Deciding on a career in healthcare is a major decision – but for aspiring veterinarians, it can be a rewarding one on many levels. Not only will their day-to-day jobs involve caring for animals, but they can also enjoy a high earning potential and the opportunity to open their own practice. To become a veterinarian, candidates must earn a college degree at the undergraduate level and beyond.
Bachelor’s Degree Options for Aspiring Veterinarians
A bachelor’s degree is not an absolute requirement for candidates to have before applying to veterinary school, but most applicants earn one, if only to improve their resumes. Acceptance into veterinary school programs is competitive, with fewer than half of all applicants gaining entry into any program, according to the United States Bureau of Labor Statistics (BLS). College-level science courses are necessary, so aspiring veterinarians must spend at least some time getting a formal college education at the undergraduate level. Courses in animal science, biology, chemistry, microbiology, zoology and anatomy and physiology are prerequisites for veterinary school. Courses in humanities, mathematics and social science can improve a candidate’s chances of being accepted, and many veterinary programs even require these courses.

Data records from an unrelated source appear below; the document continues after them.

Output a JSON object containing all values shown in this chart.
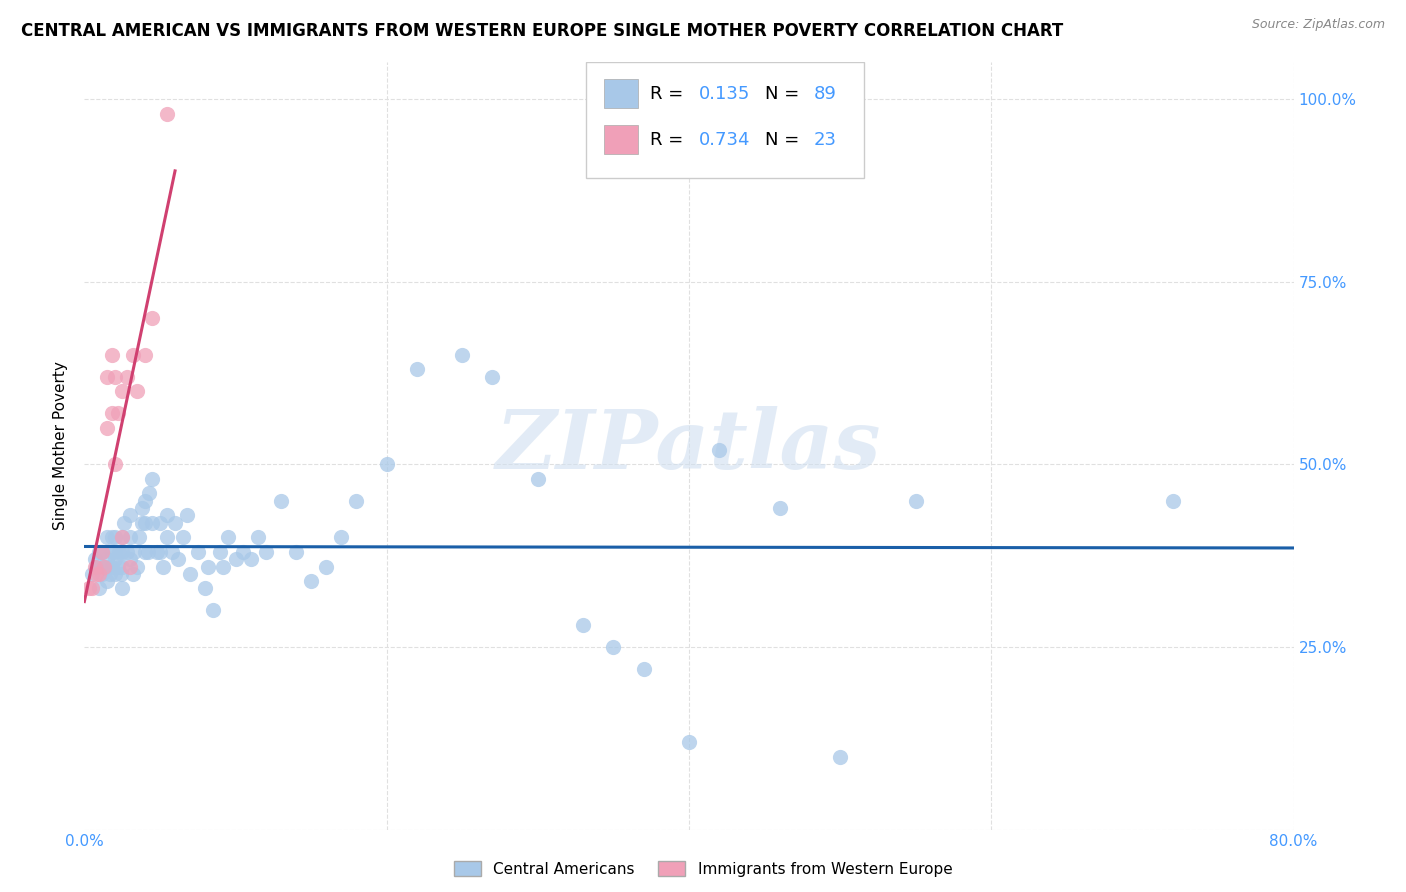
{
  "title": "CENTRAL AMERICAN VS IMMIGRANTS FROM WESTERN EUROPE SINGLE MOTHER POVERTY CORRELATION CHART",
  "source": "Source: ZipAtlas.com",
  "ylabel": "Single Mother Poverty",
  "xlim": [
    0.0,
    0.8
  ],
  "ylim": [
    0.0,
    1.05
  ],
  "watermark": "ZIPatlas",
  "blue_color": "#a8c8e8",
  "pink_color": "#f0a0b8",
  "blue_line_color": "#1a5fa8",
  "pink_line_color": "#d04070",
  "blue_R": 0.135,
  "pink_R": 0.734,
  "blue_N": 89,
  "pink_N": 23,
  "legend_label_blue": "Central Americans",
  "legend_label_pink": "Immigrants from Western Europe",
  "blue_points_x": [
    0.005,
    0.007,
    0.008,
    0.01,
    0.01,
    0.012,
    0.012,
    0.013,
    0.015,
    0.015,
    0.015,
    0.015,
    0.017,
    0.018,
    0.018,
    0.018,
    0.02,
    0.02,
    0.02,
    0.02,
    0.022,
    0.023,
    0.024,
    0.025,
    0.025,
    0.025,
    0.025,
    0.026,
    0.028,
    0.03,
    0.03,
    0.03,
    0.032,
    0.033,
    0.035,
    0.036,
    0.038,
    0.038,
    0.04,
    0.04,
    0.04,
    0.042,
    0.043,
    0.045,
    0.045,
    0.048,
    0.05,
    0.05,
    0.052,
    0.055,
    0.055,
    0.058,
    0.06,
    0.062,
    0.065,
    0.068,
    0.07,
    0.075,
    0.08,
    0.082,
    0.085,
    0.09,
    0.092,
    0.095,
    0.1,
    0.105,
    0.11,
    0.115,
    0.12,
    0.13,
    0.14,
    0.15,
    0.16,
    0.17,
    0.18,
    0.2,
    0.22,
    0.25,
    0.27,
    0.3,
    0.33,
    0.35,
    0.37,
    0.4,
    0.42,
    0.46,
    0.5,
    0.55,
    0.72
  ],
  "blue_points_y": [
    0.35,
    0.37,
    0.36,
    0.33,
    0.38,
    0.35,
    0.38,
    0.36,
    0.34,
    0.36,
    0.37,
    0.4,
    0.35,
    0.36,
    0.38,
    0.4,
    0.35,
    0.37,
    0.38,
    0.4,
    0.36,
    0.38,
    0.35,
    0.33,
    0.36,
    0.38,
    0.4,
    0.42,
    0.38,
    0.37,
    0.4,
    0.43,
    0.35,
    0.38,
    0.36,
    0.4,
    0.42,
    0.44,
    0.38,
    0.42,
    0.45,
    0.38,
    0.46,
    0.42,
    0.48,
    0.38,
    0.38,
    0.42,
    0.36,
    0.4,
    0.43,
    0.38,
    0.42,
    0.37,
    0.4,
    0.43,
    0.35,
    0.38,
    0.33,
    0.36,
    0.3,
    0.38,
    0.36,
    0.4,
    0.37,
    0.38,
    0.37,
    0.4,
    0.38,
    0.45,
    0.38,
    0.34,
    0.36,
    0.4,
    0.45,
    0.5,
    0.63,
    0.65,
    0.62,
    0.48,
    0.28,
    0.25,
    0.22,
    0.12,
    0.52,
    0.44,
    0.1,
    0.45,
    0.45
  ],
  "pink_points_x": [
    0.003,
    0.005,
    0.007,
    0.008,
    0.01,
    0.012,
    0.013,
    0.015,
    0.015,
    0.018,
    0.018,
    0.02,
    0.02,
    0.022,
    0.025,
    0.025,
    0.028,
    0.03,
    0.032,
    0.035,
    0.04,
    0.045,
    0.055
  ],
  "pink_points_y": [
    0.33,
    0.33,
    0.36,
    0.35,
    0.35,
    0.38,
    0.36,
    0.55,
    0.62,
    0.57,
    0.65,
    0.5,
    0.62,
    0.57,
    0.4,
    0.6,
    0.62,
    0.36,
    0.65,
    0.6,
    0.65,
    0.7,
    0.98
  ],
  "ytick_positions": [
    0.0,
    0.25,
    0.5,
    0.75,
    1.0
  ],
  "ytick_labels": [
    "",
    "25.0%",
    "50.0%",
    "75.0%",
    "100.0%"
  ],
  "xtick_positions": [
    0.0,
    0.2,
    0.4,
    0.6,
    0.8
  ],
  "xtick_labels": [
    "0.0%",
    "",
    "",
    "",
    "80.0%"
  ],
  "tick_color": "#4499ff",
  "grid_color": "#e0e0e0",
  "title_fontsize": 12,
  "axis_label_fontsize": 11,
  "tick_fontsize": 11
}
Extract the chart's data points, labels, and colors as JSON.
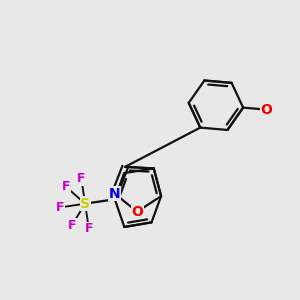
{
  "bg_color": "#e8e8e8",
  "bond_color": "#111111",
  "bond_width": 1.6,
  "S_color": "#cccc00",
  "F_color": "#cc00cc",
  "O_color": "#ee0000",
  "N_color": "#0000ee",
  "figsize": [
    3.0,
    3.0
  ],
  "dpi": 100,
  "xlim": [
    -1.8,
    2.4
  ],
  "ylim": [
    -2.2,
    2.2
  ]
}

Some schools offer a major in “pre-vet” studies that is comparable to “pre-med” majors or concentrations for human doctors. However, the American Veterinary Medical Association reported that this specific major isn’t necessary for getting into veterinary school. Candidates approach the field from a wide range of educational backgrounds, some as unexpected as mathematics, English and engineering. More often, students choose a science major, such as biology, zoology or animal science. Experience caring for animals is another important a factor in gaining admission to a veterinary school.
Veterinary School Curriculum
Just as doctors must attend medical school to learn to care for human patients, veterinarians must attend veterinary school, where they earn a Doctor of Veterinary Medicine degree. This four-year program consists of three years of classroom, laboratory and clinical education and one year of hands-on clinical rotation. Veterinary school studies focus heavily on preventing, diagnosing, and treating diseases and medical conditions in animal patients. Of course, the curriculum also covers anatomy and physiology of different types of animals. Some veterinary programs even offer business components for veterinarians who intend to open their own private practices. Once they complete their studies, aspiring veterinarians must earn a license to practice in their state.
There are many rewards to a career as a veterinarian. Healthcare practitioners in general can expect to earn $2.5 million over their working lifetimes, or more. Veterinarians actually earn a median salary of $84,460 a year, more than the $73,410 median annual wage for healthcare practitioners as a whole, according to the BLS. They also enjoy the option to operate their own practice, which 18 percent of veterinarians do, the BLS reported. However, most veterinarians chose the occupation not for the financial benefits, but instead because they have a passion for working with and caring for animals.